A influência pelos tribunais, de forma direta ou indireta, na ação política, com frequência transformados num campo de luta política mobilizados por partidos políticos ou por organizações da sociedade civil, coloca especiais desafios à tradicional doutrina da separação de poderes, obrigando à redefinição das fronteiras entre o poder político e o poder judicial, e aprofundam a tensão com os restantes órgãos de soberania, colocando no debate a questão da independência dos tribunais. Apesar de o princípio da independência dos tribunais constituir um dos princípios básicos do constitucionalismo moderno, reforçado em vários instrumentos de direito internacional, como a Declaração Universal dos Direitos do Homem, o Pacto Internacional dos Direitos Civis e Políticos e a Carta Europeia sobre o Estatuto dos Juízes, quer o seu questionamento, quer as condições da sua efetivação surgem, com frequência, no debate social e político. Análises várias sobre os tribunais, enquanto poder do Estado, evidenciam a sua subalternização política face aos poderes executivo e legislativo que detêm os instrumentos legais, financeiros e materiais determinantes para o desempenho das suas funções, o que faz deles, nessa perspetiva, o órgão de soberania mais fraco.
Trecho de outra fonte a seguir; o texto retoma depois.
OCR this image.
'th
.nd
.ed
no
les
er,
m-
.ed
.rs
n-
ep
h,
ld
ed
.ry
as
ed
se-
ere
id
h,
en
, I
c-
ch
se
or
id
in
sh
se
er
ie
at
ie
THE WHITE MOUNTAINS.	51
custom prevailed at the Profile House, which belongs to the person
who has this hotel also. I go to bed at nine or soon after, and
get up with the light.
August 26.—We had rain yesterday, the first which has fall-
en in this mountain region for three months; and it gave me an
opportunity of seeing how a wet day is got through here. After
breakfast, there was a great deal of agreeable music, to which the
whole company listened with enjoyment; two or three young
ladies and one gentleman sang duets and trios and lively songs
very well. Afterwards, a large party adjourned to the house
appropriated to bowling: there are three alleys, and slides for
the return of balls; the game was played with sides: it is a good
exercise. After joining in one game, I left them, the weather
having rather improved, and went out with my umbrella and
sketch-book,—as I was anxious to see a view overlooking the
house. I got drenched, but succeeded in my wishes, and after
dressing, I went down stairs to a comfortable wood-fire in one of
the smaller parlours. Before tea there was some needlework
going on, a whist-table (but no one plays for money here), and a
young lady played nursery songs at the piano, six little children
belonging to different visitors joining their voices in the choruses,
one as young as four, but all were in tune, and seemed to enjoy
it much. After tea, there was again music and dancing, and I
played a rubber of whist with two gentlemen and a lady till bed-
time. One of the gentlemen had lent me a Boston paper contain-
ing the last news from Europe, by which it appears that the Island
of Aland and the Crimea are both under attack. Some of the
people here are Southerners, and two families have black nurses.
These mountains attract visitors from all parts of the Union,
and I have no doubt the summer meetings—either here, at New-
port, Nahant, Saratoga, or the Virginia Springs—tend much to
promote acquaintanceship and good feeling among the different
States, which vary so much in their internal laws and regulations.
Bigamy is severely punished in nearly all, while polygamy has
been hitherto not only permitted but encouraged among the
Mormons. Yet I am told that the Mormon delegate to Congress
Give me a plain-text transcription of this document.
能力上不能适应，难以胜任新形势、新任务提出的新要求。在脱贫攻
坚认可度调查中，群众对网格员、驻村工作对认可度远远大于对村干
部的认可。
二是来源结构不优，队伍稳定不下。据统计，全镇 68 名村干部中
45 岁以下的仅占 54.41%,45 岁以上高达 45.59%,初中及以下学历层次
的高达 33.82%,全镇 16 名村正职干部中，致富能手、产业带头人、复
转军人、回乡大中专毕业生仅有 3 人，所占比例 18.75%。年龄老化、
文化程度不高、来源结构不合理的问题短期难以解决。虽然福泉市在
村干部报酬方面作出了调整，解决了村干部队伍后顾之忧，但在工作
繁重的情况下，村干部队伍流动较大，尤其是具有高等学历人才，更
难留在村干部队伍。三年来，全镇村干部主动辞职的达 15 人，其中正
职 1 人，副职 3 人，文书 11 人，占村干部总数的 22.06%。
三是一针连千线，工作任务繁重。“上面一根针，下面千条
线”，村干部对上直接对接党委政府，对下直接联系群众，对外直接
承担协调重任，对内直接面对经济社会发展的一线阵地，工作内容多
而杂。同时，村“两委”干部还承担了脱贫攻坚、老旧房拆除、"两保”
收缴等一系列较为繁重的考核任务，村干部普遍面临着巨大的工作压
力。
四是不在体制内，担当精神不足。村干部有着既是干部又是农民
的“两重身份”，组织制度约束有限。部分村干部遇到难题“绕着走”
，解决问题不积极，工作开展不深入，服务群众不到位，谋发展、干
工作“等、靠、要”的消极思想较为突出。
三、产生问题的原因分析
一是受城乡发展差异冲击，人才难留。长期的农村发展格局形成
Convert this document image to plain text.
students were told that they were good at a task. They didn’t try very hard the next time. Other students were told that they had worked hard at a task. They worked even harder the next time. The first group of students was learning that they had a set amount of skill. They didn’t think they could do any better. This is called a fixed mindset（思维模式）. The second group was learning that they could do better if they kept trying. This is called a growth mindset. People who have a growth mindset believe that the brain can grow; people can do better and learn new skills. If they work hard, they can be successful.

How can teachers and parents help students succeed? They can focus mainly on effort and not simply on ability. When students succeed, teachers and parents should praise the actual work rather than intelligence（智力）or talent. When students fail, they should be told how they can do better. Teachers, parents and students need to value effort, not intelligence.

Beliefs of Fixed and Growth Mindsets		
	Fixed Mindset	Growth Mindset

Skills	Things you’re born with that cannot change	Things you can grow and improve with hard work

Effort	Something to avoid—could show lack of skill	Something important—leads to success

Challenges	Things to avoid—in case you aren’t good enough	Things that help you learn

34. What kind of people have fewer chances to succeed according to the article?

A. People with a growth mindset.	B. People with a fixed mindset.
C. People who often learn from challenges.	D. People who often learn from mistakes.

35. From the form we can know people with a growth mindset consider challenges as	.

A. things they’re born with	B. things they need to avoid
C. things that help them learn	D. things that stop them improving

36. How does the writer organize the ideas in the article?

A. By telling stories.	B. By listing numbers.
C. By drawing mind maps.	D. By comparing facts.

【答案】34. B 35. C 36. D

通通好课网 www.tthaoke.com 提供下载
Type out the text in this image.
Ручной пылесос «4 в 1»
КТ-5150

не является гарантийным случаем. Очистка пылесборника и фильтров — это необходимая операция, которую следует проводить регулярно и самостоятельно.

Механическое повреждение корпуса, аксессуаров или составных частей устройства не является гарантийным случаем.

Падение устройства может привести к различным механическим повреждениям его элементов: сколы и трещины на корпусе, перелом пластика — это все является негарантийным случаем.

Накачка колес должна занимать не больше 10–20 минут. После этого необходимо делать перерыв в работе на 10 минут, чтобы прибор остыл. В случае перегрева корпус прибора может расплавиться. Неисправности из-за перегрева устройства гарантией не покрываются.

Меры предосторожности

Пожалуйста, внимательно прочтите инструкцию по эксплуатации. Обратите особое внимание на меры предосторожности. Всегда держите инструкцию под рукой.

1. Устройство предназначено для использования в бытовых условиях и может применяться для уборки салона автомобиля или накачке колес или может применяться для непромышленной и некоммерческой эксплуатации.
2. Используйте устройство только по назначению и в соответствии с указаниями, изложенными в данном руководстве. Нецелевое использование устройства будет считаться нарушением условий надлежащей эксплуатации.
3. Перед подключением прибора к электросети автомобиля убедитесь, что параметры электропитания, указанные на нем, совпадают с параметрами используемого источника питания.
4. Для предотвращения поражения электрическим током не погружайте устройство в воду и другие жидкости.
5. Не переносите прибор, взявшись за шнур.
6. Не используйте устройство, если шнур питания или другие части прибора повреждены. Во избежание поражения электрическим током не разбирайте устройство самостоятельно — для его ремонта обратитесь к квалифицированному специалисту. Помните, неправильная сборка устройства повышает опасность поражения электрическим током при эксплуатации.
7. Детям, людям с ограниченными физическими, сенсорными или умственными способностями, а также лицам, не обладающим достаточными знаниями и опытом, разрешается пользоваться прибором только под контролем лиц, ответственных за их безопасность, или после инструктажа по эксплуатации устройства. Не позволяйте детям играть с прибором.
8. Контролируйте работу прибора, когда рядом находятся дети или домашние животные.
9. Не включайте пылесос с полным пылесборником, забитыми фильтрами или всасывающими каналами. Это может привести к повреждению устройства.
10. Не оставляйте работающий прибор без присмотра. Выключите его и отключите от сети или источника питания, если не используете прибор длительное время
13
São conhecidas, em muitos países, ações concretas do poder político com o objetivo expresso de enfraquecer a autonomia e a independência do judiciário. No espaço da União Europeia têm merecido especial atenção das instituições os casos da Hungria e, mais recentemente, da Polónia, dois Estados-membros em que se tem evidenciado uma tendência crescente de controlo político do poder judicial. Entre nós, a questão da independência do judiciário tem vindo a ser levantada, em especial pela Associação Sindical dos Juízes, a propósito da discussão sobre o Estatuto dos Magistrados Judiciais, que constitui, hoje, um conflito institucional entre o poder judicial e o poder político. Além das reivindicações relacionadas com questões salariais e de carreira - que em certos contextos e condições podem, em si mesmas, ter reflexos na independência judicial- são também salientadas a melhoria das salvaguardas da independência dos juízes. A centralidade da independência dos tribunais para a afirmação do Estado de direito e, em geral, para o funcionamento democrático da sociedade portuguesa exige que se faça um alargado e transparente debate, envolvendo o poder político e judicial, mas também a sociedade, sobre a concretização do princípio da independência dos juízes e se e em que medida o Estatuto dos Magistrados Judiciais em discussão o poderá ameaçar.